How long will the 160 Gallon 45 Degree Cone Bottom Tank last?

Within its 1.5 SG and 120 F ratings, plan on 15 to 20 years. A 45-degree cone tends to age well because it drains completely and never holds a settled heel that would attack the cone tip. The factors that shorten life are an inadequate stand, thermal cycling, and storing products outside the resin's compatibility range.

What chemicals can I store in this tank?

It suits the standard 1.5-SG band of agricultural and industrial chemistry, and the steep cone makes it especially good for settling or moderately viscous products: suspensions, slurries, and water-treatment solutions within that density. Check polyethylene compatibility before each new product. No fuels or solvents. As a cone-bottom process tank it is for chemical service, not potable water.

What kind of foundation does a 160-gallon tank need?

Full, it reaches about 2,066 pounds at 1.5 SG. A sound concrete floor carries that without a special pour, but the weight funnels through the stand legs, so the surface must be hard, flat, and non-settling, and the stand must be leveled and rated for the full load.

Does this tank come with a warranty?

Yes. Norwesco's manufacturing-defect warranty covers molded-in faults under normal use. It excludes stand failures, overloading beyond the rated SG, incompatible-chemical attack, and impact. Keep documentation and a photo of the seated installation.

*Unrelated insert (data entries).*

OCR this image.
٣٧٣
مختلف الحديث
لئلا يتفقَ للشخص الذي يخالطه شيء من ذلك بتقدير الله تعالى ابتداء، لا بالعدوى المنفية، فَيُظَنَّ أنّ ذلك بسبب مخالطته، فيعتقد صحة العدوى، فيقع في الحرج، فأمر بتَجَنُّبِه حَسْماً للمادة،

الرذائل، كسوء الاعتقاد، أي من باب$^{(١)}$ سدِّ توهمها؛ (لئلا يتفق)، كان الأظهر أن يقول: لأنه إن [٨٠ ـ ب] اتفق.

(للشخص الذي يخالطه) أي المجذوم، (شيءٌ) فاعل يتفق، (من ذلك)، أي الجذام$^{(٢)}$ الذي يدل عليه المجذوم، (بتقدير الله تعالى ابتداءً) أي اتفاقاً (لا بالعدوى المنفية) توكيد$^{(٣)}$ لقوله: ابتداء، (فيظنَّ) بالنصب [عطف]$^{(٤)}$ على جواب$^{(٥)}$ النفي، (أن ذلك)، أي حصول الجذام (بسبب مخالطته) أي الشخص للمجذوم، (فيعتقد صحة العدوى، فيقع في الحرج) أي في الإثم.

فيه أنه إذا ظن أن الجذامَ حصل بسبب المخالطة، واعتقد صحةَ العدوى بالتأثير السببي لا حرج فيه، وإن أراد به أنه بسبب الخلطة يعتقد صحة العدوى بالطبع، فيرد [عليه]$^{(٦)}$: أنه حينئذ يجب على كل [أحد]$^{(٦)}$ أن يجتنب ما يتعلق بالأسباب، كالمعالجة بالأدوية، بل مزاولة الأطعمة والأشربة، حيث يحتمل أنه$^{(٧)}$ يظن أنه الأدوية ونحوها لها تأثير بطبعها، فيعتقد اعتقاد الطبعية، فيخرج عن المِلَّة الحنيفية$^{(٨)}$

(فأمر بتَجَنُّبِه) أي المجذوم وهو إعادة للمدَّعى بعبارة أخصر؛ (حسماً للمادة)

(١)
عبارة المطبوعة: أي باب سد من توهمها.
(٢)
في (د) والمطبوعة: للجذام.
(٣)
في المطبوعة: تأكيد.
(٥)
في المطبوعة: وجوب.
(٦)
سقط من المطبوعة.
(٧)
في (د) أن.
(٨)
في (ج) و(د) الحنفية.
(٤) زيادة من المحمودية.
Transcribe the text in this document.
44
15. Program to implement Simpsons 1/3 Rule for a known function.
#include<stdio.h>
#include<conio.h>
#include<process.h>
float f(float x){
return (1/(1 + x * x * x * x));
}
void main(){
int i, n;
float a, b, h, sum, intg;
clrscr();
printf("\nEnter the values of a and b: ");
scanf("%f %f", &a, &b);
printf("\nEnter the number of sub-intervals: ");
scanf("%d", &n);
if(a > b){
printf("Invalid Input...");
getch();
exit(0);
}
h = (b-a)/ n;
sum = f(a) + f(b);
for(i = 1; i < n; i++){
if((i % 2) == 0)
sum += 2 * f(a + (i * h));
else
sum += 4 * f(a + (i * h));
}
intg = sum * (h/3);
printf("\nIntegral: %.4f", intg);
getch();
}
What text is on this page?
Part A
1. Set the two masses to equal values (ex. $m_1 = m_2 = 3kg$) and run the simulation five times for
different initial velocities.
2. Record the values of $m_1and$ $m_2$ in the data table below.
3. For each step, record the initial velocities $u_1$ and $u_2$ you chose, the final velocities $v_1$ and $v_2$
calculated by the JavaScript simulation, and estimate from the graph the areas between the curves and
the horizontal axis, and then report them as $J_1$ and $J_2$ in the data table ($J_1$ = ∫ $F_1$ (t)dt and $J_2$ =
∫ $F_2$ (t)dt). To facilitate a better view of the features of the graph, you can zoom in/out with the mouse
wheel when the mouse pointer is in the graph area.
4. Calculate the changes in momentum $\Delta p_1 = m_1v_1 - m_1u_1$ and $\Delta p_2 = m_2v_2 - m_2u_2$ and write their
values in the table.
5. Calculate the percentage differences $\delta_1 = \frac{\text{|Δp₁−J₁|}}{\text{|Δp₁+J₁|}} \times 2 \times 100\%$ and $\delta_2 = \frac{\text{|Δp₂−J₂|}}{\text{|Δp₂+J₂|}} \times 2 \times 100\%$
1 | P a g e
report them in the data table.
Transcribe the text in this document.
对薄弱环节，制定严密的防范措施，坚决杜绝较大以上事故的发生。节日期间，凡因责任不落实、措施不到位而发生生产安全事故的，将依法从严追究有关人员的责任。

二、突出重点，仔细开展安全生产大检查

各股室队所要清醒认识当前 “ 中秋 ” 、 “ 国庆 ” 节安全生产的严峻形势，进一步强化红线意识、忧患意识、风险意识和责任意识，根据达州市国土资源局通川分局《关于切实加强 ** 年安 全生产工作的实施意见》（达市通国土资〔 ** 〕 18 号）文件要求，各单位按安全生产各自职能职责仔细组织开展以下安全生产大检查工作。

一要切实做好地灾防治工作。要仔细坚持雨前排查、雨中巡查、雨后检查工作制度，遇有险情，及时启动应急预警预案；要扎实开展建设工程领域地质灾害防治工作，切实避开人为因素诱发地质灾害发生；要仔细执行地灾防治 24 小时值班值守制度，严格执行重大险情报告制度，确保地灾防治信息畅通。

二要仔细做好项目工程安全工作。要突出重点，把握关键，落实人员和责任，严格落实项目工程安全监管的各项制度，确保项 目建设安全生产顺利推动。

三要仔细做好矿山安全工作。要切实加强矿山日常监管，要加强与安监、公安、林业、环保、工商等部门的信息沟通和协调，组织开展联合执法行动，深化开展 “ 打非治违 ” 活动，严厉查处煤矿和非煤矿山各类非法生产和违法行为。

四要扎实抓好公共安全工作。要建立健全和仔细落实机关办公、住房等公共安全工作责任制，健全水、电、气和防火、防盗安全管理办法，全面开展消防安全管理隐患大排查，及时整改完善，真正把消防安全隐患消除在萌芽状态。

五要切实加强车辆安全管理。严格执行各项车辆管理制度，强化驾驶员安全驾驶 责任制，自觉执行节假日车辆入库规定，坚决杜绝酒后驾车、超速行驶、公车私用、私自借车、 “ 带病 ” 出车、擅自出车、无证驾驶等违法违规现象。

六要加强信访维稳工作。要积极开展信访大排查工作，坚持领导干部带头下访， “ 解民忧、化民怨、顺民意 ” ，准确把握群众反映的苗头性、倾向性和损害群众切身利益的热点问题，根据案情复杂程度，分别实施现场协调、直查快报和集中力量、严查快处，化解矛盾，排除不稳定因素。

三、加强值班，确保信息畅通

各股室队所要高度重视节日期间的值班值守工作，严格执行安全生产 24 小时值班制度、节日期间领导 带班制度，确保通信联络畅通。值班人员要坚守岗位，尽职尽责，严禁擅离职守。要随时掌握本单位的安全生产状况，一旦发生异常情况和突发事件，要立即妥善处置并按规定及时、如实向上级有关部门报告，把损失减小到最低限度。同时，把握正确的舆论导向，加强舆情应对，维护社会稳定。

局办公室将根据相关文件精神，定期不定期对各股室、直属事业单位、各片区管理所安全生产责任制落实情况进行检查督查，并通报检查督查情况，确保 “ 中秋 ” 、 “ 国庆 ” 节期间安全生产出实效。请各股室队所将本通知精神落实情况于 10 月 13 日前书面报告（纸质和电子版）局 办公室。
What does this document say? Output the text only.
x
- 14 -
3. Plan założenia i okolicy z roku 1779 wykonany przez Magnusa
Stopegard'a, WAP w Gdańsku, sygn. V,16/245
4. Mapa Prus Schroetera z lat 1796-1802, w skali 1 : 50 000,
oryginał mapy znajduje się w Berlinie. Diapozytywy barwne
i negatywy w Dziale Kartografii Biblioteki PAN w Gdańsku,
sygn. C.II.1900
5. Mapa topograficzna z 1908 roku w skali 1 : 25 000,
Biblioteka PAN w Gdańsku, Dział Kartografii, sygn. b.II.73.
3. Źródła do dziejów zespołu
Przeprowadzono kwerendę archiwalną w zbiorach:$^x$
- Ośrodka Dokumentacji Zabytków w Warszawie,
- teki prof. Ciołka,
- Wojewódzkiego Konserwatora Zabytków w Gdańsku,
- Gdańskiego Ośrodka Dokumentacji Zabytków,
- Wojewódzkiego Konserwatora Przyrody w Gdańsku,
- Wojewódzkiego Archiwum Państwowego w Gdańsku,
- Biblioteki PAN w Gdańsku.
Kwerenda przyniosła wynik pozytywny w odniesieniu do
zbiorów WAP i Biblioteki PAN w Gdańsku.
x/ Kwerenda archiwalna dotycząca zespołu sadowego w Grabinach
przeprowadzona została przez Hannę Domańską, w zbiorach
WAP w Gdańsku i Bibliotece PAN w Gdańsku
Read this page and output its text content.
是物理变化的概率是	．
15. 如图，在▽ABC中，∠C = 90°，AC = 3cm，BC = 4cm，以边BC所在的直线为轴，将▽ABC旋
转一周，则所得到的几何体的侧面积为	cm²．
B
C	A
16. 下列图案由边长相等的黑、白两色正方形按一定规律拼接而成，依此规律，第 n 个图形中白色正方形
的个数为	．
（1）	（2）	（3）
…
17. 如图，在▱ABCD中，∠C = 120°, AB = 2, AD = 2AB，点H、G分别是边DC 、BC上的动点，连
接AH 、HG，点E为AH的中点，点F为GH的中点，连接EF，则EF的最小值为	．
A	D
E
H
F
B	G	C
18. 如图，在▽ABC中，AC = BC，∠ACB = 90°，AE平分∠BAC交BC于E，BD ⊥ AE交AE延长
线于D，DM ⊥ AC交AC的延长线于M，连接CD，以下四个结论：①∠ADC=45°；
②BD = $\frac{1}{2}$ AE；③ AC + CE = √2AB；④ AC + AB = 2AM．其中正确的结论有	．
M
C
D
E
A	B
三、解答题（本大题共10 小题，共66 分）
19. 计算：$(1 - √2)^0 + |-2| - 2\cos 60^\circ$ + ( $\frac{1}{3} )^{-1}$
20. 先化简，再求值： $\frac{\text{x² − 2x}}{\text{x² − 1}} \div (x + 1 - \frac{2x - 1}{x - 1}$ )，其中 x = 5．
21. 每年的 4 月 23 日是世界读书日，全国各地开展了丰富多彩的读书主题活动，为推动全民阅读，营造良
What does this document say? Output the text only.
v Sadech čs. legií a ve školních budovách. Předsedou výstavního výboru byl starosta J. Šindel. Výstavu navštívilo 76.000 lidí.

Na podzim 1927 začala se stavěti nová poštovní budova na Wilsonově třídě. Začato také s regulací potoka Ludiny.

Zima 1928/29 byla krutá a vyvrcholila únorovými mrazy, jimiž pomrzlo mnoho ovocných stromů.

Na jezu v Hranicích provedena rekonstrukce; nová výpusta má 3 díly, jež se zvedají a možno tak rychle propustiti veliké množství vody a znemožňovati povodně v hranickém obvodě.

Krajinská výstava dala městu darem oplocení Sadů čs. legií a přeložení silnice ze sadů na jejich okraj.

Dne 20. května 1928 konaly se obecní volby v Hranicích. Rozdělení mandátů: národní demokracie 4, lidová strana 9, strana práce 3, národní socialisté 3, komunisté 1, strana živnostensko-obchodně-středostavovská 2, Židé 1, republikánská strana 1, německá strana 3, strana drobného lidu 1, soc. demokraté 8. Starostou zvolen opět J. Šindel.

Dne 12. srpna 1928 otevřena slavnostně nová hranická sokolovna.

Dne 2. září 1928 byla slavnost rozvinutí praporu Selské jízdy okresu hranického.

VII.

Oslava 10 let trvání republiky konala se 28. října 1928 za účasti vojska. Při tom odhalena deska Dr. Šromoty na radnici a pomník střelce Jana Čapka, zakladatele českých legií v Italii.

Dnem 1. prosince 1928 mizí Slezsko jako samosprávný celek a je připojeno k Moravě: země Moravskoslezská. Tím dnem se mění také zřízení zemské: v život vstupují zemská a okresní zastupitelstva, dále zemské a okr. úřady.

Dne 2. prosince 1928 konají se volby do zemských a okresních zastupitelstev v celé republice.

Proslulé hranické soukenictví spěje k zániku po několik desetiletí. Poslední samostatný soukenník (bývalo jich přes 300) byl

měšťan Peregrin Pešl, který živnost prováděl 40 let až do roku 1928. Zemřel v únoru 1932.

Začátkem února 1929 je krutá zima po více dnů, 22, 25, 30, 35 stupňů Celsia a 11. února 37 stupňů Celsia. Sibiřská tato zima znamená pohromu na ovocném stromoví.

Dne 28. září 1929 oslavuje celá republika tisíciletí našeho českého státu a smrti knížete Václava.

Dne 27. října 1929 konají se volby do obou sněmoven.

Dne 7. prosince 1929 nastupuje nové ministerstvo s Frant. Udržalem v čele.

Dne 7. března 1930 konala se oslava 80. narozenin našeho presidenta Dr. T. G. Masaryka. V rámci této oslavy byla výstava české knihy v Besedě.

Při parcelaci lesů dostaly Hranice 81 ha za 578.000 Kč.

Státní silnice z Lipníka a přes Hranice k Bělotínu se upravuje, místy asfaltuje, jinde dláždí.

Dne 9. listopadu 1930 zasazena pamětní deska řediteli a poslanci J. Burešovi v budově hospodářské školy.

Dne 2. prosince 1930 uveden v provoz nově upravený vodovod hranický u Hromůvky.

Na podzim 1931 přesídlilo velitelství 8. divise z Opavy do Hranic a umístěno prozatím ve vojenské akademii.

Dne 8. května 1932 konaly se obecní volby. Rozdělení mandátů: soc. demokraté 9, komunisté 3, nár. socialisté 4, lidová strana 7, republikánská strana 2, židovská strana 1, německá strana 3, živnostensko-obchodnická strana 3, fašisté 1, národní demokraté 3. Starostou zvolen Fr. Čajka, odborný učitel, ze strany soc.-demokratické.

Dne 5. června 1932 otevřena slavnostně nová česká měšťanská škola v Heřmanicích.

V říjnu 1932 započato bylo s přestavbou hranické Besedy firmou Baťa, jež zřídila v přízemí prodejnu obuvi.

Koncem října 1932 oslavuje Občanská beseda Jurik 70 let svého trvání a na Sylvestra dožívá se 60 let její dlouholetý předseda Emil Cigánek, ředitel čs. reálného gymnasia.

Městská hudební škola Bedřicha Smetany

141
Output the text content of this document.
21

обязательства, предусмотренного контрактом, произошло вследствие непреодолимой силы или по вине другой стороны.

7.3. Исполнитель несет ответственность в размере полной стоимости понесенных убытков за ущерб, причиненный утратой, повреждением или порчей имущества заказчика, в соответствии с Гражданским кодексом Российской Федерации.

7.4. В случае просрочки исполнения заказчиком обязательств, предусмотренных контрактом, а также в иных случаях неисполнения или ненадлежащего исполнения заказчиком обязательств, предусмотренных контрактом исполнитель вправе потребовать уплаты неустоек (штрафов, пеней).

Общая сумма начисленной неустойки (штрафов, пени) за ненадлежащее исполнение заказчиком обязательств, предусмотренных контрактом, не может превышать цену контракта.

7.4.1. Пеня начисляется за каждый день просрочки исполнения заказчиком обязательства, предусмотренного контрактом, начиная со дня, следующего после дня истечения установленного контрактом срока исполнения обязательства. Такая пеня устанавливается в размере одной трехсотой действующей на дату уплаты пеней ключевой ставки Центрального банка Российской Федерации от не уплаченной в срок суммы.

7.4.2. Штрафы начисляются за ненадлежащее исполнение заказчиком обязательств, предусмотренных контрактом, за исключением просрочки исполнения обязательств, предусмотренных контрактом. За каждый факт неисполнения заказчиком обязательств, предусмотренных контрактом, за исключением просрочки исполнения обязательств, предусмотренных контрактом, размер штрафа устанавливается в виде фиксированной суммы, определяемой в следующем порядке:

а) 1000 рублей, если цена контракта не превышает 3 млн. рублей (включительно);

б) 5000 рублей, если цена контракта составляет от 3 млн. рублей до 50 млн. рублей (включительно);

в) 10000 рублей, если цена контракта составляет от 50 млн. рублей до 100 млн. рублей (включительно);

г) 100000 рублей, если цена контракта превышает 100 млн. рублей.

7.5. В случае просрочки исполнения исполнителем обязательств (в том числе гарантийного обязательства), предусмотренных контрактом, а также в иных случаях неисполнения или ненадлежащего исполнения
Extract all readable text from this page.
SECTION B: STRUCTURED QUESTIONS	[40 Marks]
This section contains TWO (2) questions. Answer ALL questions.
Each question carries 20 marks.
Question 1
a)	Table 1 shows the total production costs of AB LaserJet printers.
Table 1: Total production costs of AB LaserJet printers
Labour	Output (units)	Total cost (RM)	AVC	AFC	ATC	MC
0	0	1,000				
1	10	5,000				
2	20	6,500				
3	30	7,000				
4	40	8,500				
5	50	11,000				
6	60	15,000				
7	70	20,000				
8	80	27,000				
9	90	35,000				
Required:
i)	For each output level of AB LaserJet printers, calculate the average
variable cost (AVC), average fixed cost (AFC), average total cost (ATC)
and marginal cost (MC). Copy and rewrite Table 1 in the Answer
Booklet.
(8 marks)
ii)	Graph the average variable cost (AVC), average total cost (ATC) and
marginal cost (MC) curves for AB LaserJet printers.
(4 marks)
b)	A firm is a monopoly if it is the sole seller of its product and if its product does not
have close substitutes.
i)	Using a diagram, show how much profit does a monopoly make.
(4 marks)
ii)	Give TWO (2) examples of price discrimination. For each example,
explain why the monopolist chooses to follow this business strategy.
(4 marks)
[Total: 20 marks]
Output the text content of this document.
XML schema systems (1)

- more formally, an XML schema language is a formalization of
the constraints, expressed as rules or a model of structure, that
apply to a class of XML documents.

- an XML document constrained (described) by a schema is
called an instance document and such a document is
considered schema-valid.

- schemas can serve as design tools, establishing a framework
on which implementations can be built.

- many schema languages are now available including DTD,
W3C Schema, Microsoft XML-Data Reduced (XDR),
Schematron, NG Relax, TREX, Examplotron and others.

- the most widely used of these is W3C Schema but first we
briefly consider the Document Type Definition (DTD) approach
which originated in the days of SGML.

Can I install this tank underground?

No. The deep 45-degree cone is built to hang in a stand above grade and cannot take soil pressure. Burying it would fail the cone and void coverage. Use our reinforced underground cistern or septic products for below-grade storage.

Buying Considerations

Before you order this 160-gallon, 45-degree cone, settle three things. First, the stand: it is the structural heart of the system and must be rated for the roughly 2,066-pound wet load and seated to a 36-inch cone — order it alongside the tank if you do not already have one. Second, total height once the stand lifts the apex clear of your drain line; the steep cone needs vertical room. Third, your chemistry, confirmed against a polyethylene compatibility chart, since this tank's natural calling is settling and viscous products that benefit from the aggressive drain. It palletizes for standard freight at this size.